A stellar example is the clothing brand Patagonia. More than most brands (in any industry), Patagonia has environmentalism and sustainability baked into its DNA – to the extent that its message seems at first to be counterintuitive: “The more you know, the less you need.” That’s a startling approach in our capitalist, more-is-more world of commerce.

In encouraging consumers to consume more responsibly, Patagonia is transparent about its sourcing and production; it shows customers how to care better for their garments and be better consumers; it promotes recycling and upcycling; and it even advocates for green activism. Its business is thus founded not on more and more unsustainable consumption (and thus unsustainable profits), but rather on better consumption.

The Body Shop, the beauty brand, provides another great example – in an industry notorious for animal testing and using harmful chemicals. While the brand took a stand against animal testing in 1989 already (a trailblazing move at the time), in 2023 it succeeded in having all of its product ingredients – more than 4 000 of them – certified vegan. That means that not one is derived from, or tested on, animals.

This goes way beyond mere marketing. The Body Shop has taken a fundamental stand on how it does what it does; perhaps more importantly, it shows a company actively becoming greener and greener. It’s not just continuing to ride on its 35-year-old declaration to be against animal testing.

That’s smart business, because customers quickly pick up on corporate insincerity. Greenwashing – that lamentable marketing practice of making a business appear sustainable when it is, in fact, anything but – is a stupid, dishonest approach that will derive short-term gains and longer-term losses. Institutional investor Warren Buffett is largely credited with saying that it takes 20 years to build a reputation and five minutes to ruin it, and he (or whoever said it, because the internet also attributes it to others) is right.

The supermarket chain that trumpets greenness but imports most of its fresh goods; the oil company that pays to protect turtles or seabirds but its product pollutes more than ever; the brewery that recycles bottles but does little to curb its massive water usage; the organic food brand that uses non-recyclable packaging … Sooner or later, consumers find out and, betrayed, many leave. Maybe they’ll post the break-up on social media for good measure.

However, when a brand’s sustainability credentials are for real, when environmental, social and governance (or ESG) principles are baked into its way of doing things, that’s when green marketing comes into its own. (From a marketing perspective, there’s little more exciting than promoting an authentic brand to a jaded audience and seeing them embrace it nevertheless.)

But how green is the marketing itself? What are the marketers’ sustainability chops – do they walk the talk, too? Can they really create authentic campaigns if they don’t? And what is their contribution to the brand’s sustainability account?

Flow Communications, where I work, is today far better off sustainability-wise than it was five years ago. A huge part of that has been going remote, which we did a few weeks before the Covid-19 lockdown (the foresight of our owners around the future of work giving us a head start on others).
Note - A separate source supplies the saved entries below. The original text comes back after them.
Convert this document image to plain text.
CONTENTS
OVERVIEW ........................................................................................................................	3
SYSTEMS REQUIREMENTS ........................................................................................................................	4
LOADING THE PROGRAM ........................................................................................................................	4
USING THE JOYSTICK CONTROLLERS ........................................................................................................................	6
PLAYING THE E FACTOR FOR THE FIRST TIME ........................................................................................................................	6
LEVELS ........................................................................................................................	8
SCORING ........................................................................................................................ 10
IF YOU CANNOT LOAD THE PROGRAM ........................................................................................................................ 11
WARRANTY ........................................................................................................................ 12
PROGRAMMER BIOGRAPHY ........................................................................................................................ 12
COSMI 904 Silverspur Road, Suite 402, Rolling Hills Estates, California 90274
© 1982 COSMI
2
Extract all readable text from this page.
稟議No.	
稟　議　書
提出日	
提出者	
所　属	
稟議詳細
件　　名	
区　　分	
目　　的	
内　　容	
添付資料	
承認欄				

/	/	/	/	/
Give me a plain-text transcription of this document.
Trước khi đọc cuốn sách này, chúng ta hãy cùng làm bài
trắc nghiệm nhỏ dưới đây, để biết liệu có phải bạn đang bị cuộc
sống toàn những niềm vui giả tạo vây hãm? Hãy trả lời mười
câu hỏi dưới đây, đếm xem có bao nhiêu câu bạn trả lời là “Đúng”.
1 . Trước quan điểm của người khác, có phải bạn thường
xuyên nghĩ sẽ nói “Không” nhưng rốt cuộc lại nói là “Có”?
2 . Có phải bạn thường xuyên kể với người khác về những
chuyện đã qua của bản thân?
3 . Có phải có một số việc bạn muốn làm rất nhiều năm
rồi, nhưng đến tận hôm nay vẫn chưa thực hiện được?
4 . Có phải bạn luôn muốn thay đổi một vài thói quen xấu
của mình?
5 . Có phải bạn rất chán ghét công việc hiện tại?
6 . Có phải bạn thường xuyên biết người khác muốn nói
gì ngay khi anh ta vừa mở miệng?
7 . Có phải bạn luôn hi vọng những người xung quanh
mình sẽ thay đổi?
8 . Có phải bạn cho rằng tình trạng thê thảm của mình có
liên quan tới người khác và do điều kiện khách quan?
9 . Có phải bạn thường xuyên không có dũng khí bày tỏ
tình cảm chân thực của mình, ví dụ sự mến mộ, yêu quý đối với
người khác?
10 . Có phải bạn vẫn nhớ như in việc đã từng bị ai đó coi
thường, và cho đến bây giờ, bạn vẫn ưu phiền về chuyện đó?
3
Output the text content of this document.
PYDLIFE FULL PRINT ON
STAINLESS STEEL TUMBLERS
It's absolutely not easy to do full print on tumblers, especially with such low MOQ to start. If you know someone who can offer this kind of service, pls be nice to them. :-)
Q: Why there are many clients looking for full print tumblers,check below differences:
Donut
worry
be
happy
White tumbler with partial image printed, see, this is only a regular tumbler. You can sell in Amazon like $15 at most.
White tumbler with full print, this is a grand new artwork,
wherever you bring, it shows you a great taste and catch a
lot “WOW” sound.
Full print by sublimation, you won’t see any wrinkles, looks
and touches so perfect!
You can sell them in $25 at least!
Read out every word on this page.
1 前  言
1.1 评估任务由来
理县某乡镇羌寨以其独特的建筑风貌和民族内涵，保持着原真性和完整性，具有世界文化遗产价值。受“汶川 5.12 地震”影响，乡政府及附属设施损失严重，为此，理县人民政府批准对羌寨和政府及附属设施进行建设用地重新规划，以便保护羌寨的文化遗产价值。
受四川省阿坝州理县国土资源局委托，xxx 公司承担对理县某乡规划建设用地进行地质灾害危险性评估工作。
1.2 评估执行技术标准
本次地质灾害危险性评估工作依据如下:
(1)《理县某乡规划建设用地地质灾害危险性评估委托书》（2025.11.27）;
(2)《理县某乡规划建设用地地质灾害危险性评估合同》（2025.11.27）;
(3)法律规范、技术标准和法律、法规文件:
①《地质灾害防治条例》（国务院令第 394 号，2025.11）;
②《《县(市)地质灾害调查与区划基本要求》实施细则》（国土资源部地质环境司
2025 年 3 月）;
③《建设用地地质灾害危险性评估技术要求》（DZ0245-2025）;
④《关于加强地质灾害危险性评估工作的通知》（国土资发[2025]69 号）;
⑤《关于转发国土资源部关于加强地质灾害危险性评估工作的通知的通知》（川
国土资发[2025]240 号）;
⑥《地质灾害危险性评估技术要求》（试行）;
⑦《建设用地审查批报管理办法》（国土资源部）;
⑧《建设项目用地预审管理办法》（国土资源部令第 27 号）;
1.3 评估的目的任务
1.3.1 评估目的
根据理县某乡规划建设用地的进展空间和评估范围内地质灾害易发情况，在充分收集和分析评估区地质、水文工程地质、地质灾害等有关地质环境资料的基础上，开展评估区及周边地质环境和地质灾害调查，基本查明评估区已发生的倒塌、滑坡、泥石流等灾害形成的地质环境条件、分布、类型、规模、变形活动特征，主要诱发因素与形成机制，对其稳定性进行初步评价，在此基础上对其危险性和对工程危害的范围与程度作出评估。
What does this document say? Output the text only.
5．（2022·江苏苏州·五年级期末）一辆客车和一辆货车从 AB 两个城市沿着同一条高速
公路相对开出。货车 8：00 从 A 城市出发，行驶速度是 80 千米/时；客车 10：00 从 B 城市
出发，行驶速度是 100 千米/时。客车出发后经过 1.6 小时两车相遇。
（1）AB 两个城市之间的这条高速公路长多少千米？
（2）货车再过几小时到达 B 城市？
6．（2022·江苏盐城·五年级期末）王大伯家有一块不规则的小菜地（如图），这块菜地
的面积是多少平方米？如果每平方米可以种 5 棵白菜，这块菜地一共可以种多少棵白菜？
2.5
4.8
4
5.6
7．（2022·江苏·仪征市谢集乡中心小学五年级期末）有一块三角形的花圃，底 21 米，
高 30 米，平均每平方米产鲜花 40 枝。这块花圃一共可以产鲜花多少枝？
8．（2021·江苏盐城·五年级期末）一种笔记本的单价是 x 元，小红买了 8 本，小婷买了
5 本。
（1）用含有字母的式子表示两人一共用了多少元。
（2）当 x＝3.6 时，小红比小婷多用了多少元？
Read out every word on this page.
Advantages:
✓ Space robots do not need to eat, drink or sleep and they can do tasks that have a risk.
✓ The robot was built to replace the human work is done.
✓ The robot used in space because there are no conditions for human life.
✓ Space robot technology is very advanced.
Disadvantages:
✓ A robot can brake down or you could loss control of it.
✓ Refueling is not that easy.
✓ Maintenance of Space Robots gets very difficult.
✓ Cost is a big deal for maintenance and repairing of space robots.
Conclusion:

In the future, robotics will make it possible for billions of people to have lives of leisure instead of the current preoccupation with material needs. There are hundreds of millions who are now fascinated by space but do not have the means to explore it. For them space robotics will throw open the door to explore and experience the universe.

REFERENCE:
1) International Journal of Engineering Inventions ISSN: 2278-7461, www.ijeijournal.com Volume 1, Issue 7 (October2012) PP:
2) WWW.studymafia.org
Immediately, 60-plus commuters, mainly in cars, were taken off the road. We no longer operated energy- and water-intensive premises. These days, we do far fewer on-site client visits; it’s nearly all online. Over time our head office address and some of our staff have switched to solar, further reducing our overall energy impact.

We’re also steadily moving away from traditional, paper-heavy marketing materials and in-person interaction to more sustainable solutions: from WhatsApp business cards to award-winning online eventing, and AI- and social media-based loyalty to digital marketing for environmental sustainability campaigns, we’re constantly finding novel, green(er) ways to grow brand loyalty.

No matter the platform, however, for green marketing to succeed a brand must always be authentic and tell a believable story. It stands to reason that many can tell a clever story (for marketing is replete with clever people), but to tell it believably, the storytellers should themselves be believers.